Door Leonie Cornips
Mijn jonge taalkundige collega aan de Universiteit Maastricht is van huis uit Duitstalig en heeft zich in een jaar tijd het Nederlands via intensieve cursussen eigen gemaakt. Zij maakt in tegenstelling tot vele van huis uit Nederlandstalige studenten geen spelfouten en zondigt niet tegen het kofschip. Het voltooid deelwoord in ‘Ze is verhuisd’ spelt ze correct met een d waar velen een t spellen. Ook haar luistervaardigheid en gesproken Nederlands is meer dan vloeiend. Alleen in haar uitspraak is nog een ietsepietsie Duits te horen. Ze bekende me laatst heel verdrietig dat ze in Maastricht opgehouden is met Nederlands te gebruiken omdat iedereen haar onmiddellijk in het Engels aanspreekt bij het horen van dat vleugje Duits. Zij is niet de enige die hierover klaagt. Zoveel mensen die graag het Nederlands willen leren, merken op dat zij niet de gelegenheid krijgen om het te oefenen. Zodra maar iets van een buitenlands maar dan wel Europees accent merkbaar is, switchen van huis uit Nederlandstaligen naar het Engels. Nederlands leren spreken is moeilijk omdat het bijna een geheimtaal is waar je als buitenstaander geen toegang toe krijgt. ‘Nederlanders spreken Engels met je in plaats van Nederlands’, roepen ze! Gek genoeg staat dat in schril contrast met de mening in Nederland dat mensen van buiten zo snel mogelijk Nederlands moeten leren.

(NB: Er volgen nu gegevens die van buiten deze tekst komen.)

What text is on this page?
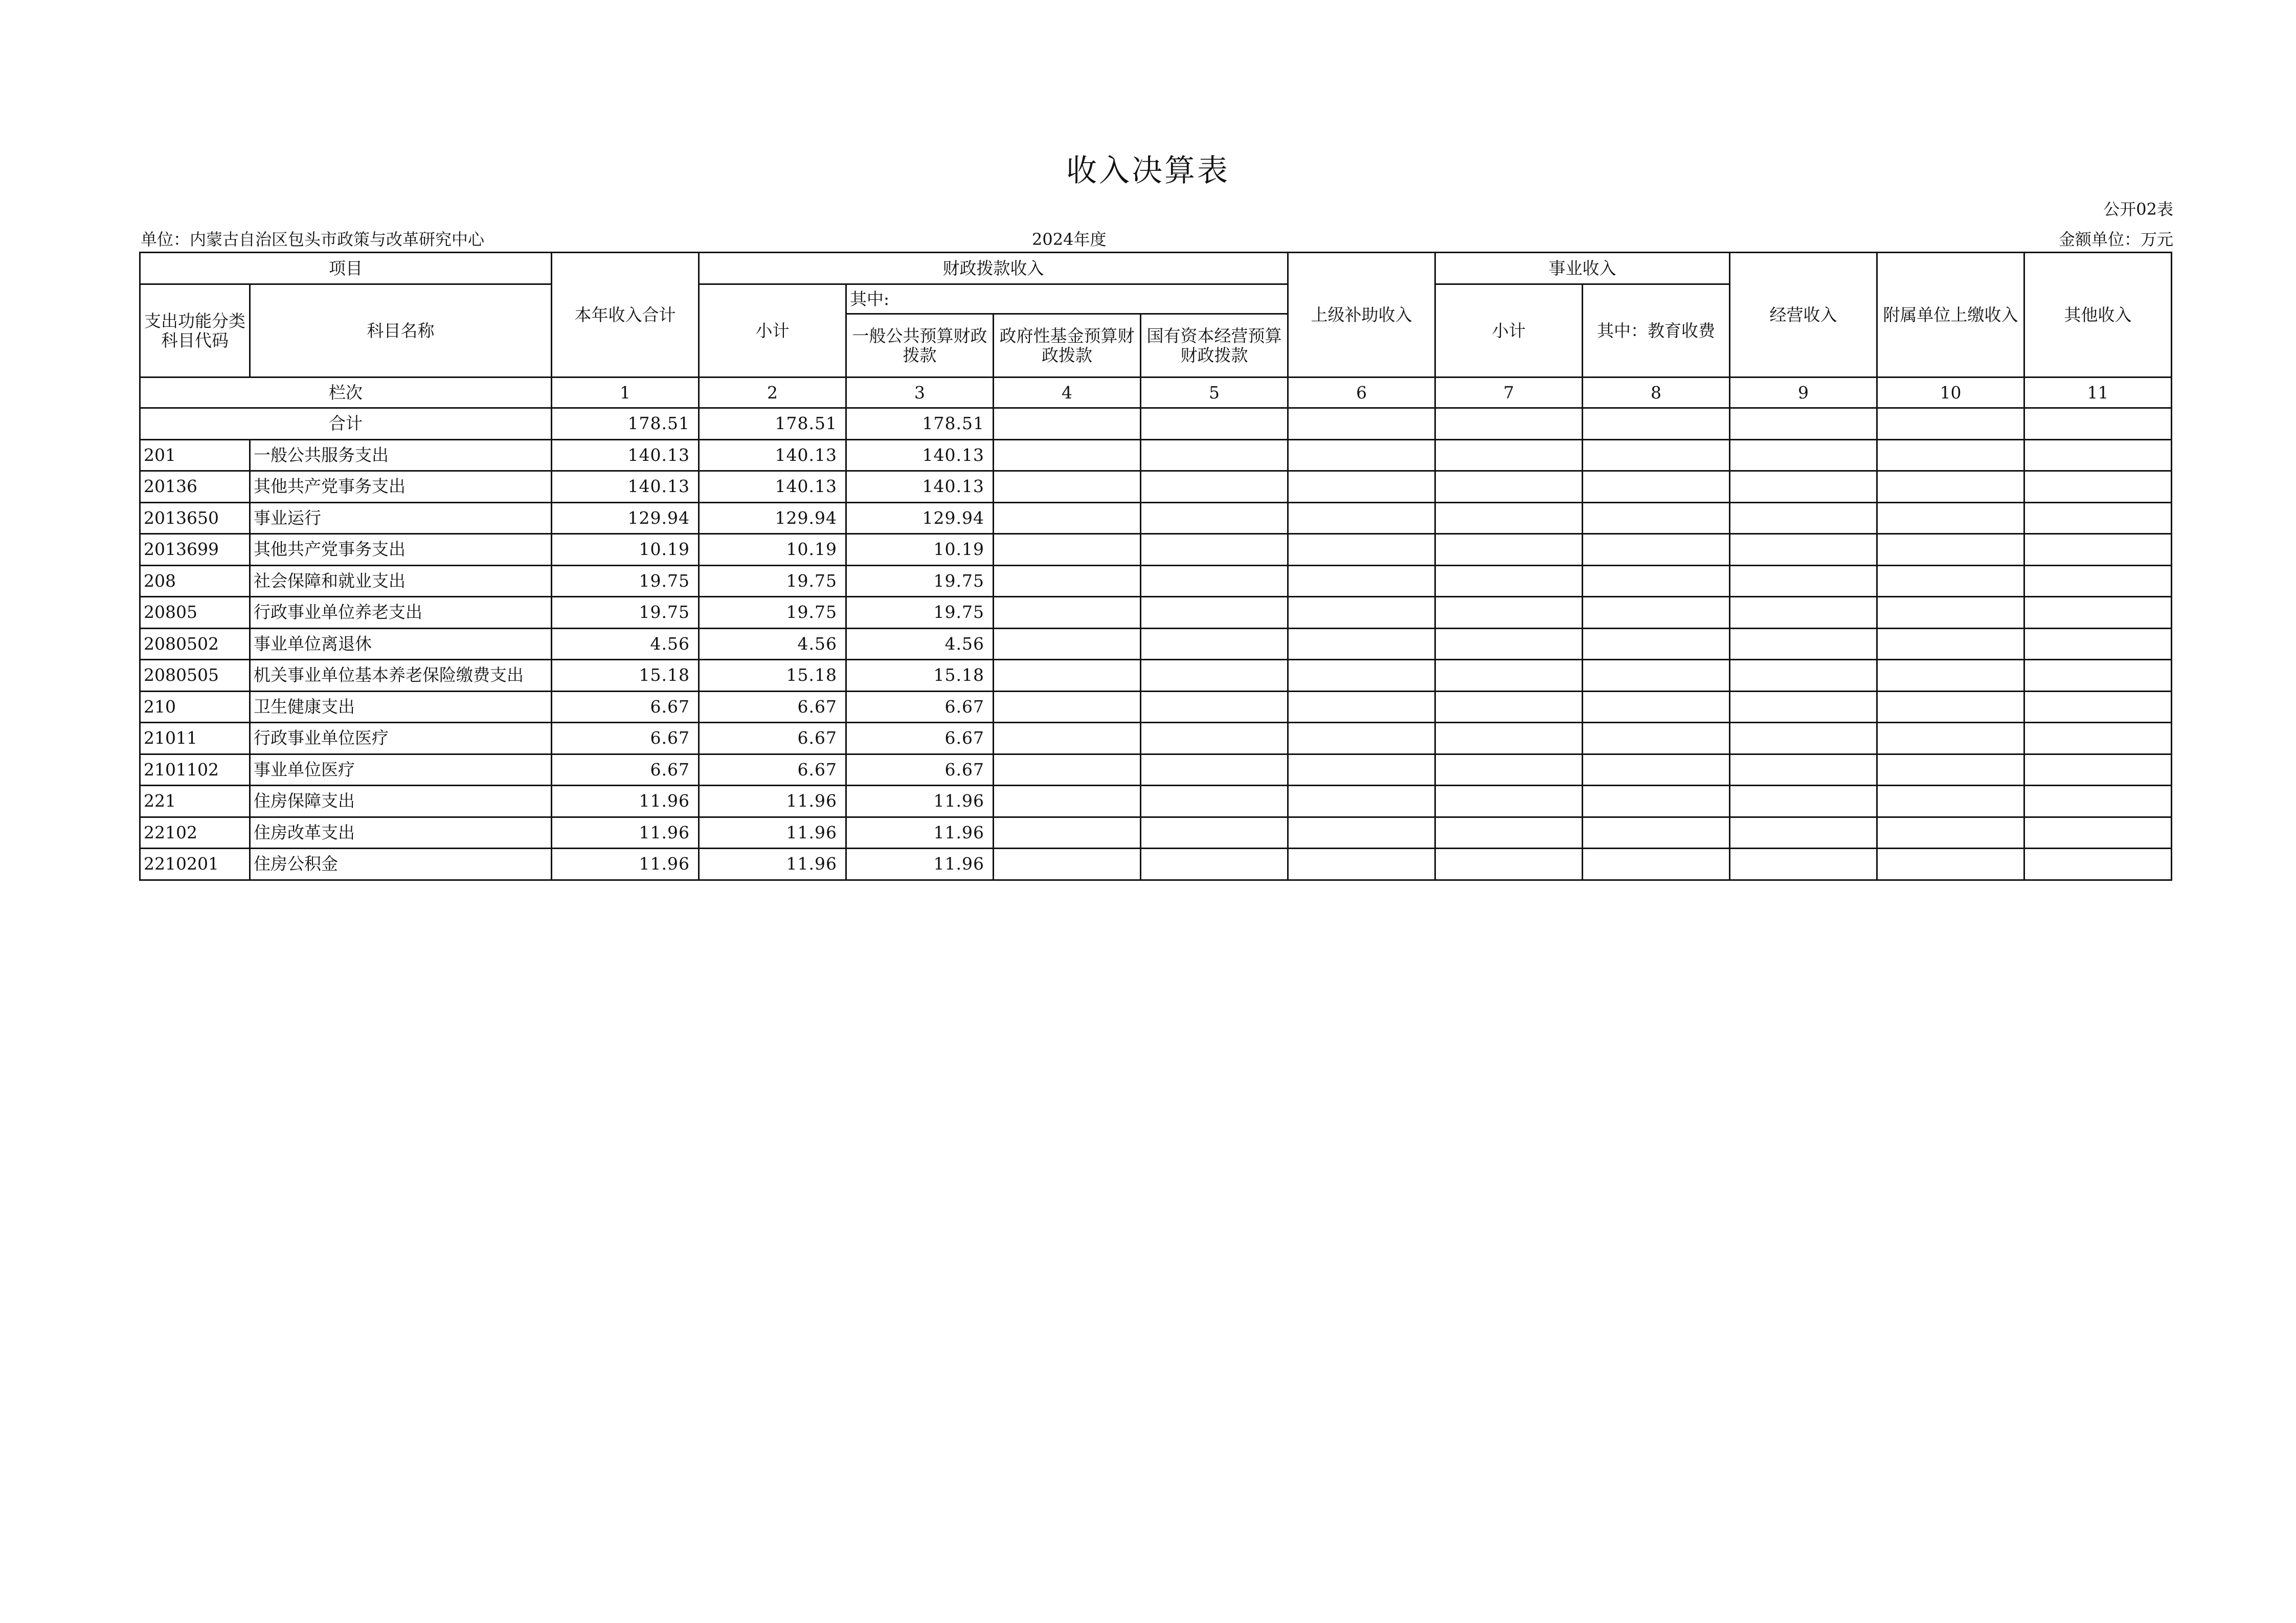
收入决算表
公开02表
单位：内蒙古自治区包头市政策与改革研究中心	2024年度	金额单位：万元
项目		本年收入合计	财政拨款收入				上级补助收入	事业收入		经营收入	附属单位上缴收入	其他收入
支出功能分类科目代码	科目名称		小计	其中:				小计	其中：教育收费			
				一般公共预算财政拨款	政府性基金预算财政拨款	国有资本经营预算财政拨款						
栏次		1	2	3	4	5	6	7	8	9	10	11
合计		178.51	178.51	178.51								
201	一般公共服务支出	140.13	140.13	140.13								
20136	其他共产党事务支出	140.13	140.13	140.13								
2013650	事业运行	129.94	129.94	129.94								
2013699	其他共产党事务支出	10.19	10.19	10.19								
208	社会保障和就业支出	19.75	19.75	19.75								
20805	行政事业单位养老支出	19.75	19.75	19.75								
2080502	事业单位离退休	4.56	4.56	4.56								
2080505	机关事业单位基本养老保险缴费支出	15.18	15.18	15.18								
210	卫生健康支出	6.67	6.67	6.67								
21011	行政事业单位医疗	6.67	6.67	6.67								
2101102	事业单位医疗	6.67	6.67	6.67								
221	住房保障支出	11.96	11.96	11.96								
22102	住房改革支出	11.96	11.96	11.96								
2210201	住房公积金	11.96	11.96	11.96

Bij haar verhaal moest ik denken aan de zoveelste e-mail aan mijn adres die naar mijn mening een urgent probleem in Limburg verwoordt. Een mevrouw schrijft: ‘Graag zou ik willen weten of u weet of er een mogelijkheid is Limburgs te leren, van cd’s of anderszins, tijdens het autorijden? Ik begrijp dat u deze taal bestudeert, en omdat ik sinds 4 jaar in Limburg werk en Limburg erg lang is, dus veel autorijden betekent, stel ik deze vraag. Welk dialect kan me niet zo heel veel schelen, het mooist zou zijn van ergens in Midden-Limburg, maar ik kom overal. Ik heb het bij 2 heemkundige verenigingen gevraagd, maar daar kennen ze geen tools om zo met Limburgs aan de slag te gaan. Het zou mooi zijn als u wel mogelijkheden kent.’ Ik heb haar en vele anderen die mij dezelfde vraag stellen, moeten schrijven dat die mogelijkheden er (nog) niet zijn.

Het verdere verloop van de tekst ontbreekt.